Our company has incident response policies and procedures to help mitigate cyber risks around service availability, integrity, security, privacy, and confidentiality. As a result, we train our Postman teams to:
- Promptly respond to alerts of potential incidents
- Analyze and assess the severity of potential incidents
- Execute mitigation and containment measures
- Communicate with relevant internal and external stakeholders. Doing so includes notifying affected customers and meeting contractual obligations around breach or incident notifications.
- Gather and preserve forensic evidence for investigative efforts
- Conduct and document a postmortem while developing a permanent triage plan
The incident response policies and processes are audited as part of our System and Organization Controls (SOC 2) and other security assessments.
Explore our status page for service availability information.
Shared responsibility model
Data security is a shared responsibility between Postman and users. We strongly recommend you avoid storing sensitive data anywhere except within Postman environments. You should also use environment variables with a secret type to store sensitive data and credentials, including API keys and access tokens.
Learn more about the best practices you should follow to secure data and credentials in Postman.

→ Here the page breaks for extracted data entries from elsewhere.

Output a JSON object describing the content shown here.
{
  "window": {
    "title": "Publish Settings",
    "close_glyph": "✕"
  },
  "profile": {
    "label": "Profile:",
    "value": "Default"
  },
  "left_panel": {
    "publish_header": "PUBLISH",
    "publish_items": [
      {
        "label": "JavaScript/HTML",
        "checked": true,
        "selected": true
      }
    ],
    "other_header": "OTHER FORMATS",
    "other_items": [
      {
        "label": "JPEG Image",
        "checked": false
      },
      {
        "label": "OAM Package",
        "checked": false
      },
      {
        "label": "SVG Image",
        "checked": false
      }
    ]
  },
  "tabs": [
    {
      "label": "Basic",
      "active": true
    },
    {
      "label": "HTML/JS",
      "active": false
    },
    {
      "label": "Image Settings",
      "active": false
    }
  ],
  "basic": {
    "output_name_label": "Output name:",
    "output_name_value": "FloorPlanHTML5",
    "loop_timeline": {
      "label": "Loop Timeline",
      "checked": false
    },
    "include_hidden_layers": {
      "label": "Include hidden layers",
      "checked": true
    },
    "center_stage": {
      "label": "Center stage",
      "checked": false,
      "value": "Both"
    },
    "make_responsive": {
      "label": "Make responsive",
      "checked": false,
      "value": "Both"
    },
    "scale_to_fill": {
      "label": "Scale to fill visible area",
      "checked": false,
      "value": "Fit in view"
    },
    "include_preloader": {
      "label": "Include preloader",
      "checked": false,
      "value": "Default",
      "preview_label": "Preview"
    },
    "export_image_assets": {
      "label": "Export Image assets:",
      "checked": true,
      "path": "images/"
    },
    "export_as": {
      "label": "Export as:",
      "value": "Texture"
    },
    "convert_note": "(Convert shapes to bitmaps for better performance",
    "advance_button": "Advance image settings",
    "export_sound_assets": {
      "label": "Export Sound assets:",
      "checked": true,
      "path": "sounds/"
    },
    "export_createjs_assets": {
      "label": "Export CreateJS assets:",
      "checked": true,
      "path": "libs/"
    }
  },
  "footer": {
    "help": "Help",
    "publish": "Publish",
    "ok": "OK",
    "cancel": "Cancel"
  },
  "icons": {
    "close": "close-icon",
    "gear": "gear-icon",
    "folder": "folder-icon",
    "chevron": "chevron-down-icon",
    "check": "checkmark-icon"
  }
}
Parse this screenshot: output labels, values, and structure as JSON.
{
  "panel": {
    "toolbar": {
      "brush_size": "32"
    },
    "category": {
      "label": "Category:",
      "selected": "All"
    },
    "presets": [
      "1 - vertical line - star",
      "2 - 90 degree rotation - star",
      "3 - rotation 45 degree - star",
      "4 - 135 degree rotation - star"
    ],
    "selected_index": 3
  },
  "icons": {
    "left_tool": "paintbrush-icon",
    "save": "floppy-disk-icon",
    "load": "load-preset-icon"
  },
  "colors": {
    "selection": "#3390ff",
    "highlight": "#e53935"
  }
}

How and why do I need to request access?
You can request full access by providing a valid full name, work email, and company name. Users who want access are typically existing or prospective customers who seek information about Postman's security posture to satisfy due diligence requirements.
How long would the access remain for authorized users?
Once you've been authorized, you retain full access indefinitely.
How can I reclaim access?
Use the reclaim access tab to gain access if you've lost it. You'll need to type in your information, such as your corporate email, and then request a login link.
Postman Security Workspace
The Postman Security Workspace on the Postman API network is where we publish security-specific API and collection templates. This public workspace provides you with templates to solve specific security use cases.
For example, Postman Security has created a collection that will help you to get secrets from the vault using pre-request scripts. You can fork collections and start using them. Before using a collection, we encourage you to read the documentation and verify that you've selected the right environment.